Yes. The eLearning course, the per-module knowledge checks, the 45-minute final quiz, and the Informatica Certified Data Engineering Foundation digital badge are all delivered free through Informatica University.

What is the passing score for the Data Engineering Foundation final quiz?

The final quiz requires a 60% passing score and has a 45-minute time limit. You must also pass each module's knowledge check before reaching the final quiz.

How long does it take to prepare for the exam?

Most candidates spend 15 to 25 hours over 2 to 4 weeks: complete the self-paced modules, optionally try a hands-on exercise in an IDMC trial org, then complete 100+ practice questions before sitting the final quiz.

What topics are on the Data Engineering Foundation exam?
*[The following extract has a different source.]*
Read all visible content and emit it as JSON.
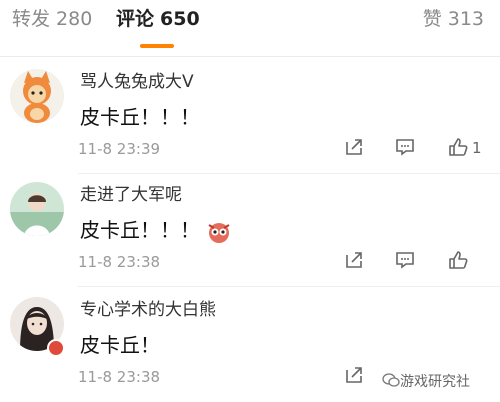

Key topics: data engineering concepts and lakehouse architecture, IDMC Cloud Data Integration mappings and transformations, Cloud Mass Ingestion (Database/File/Application/Streaming with CDC), Spark serverless and pushdown to Snowflake/Databricks, connectors and schema evolution, and data quality, monitoring, and CI/CD basics.

Are there prerequisites?

No formal prerequisites. Basic familiarity with SQL and general data engineering concepts is helpful. Informatica recommends completing the IDMC Foundation Series first if you are new to the platform.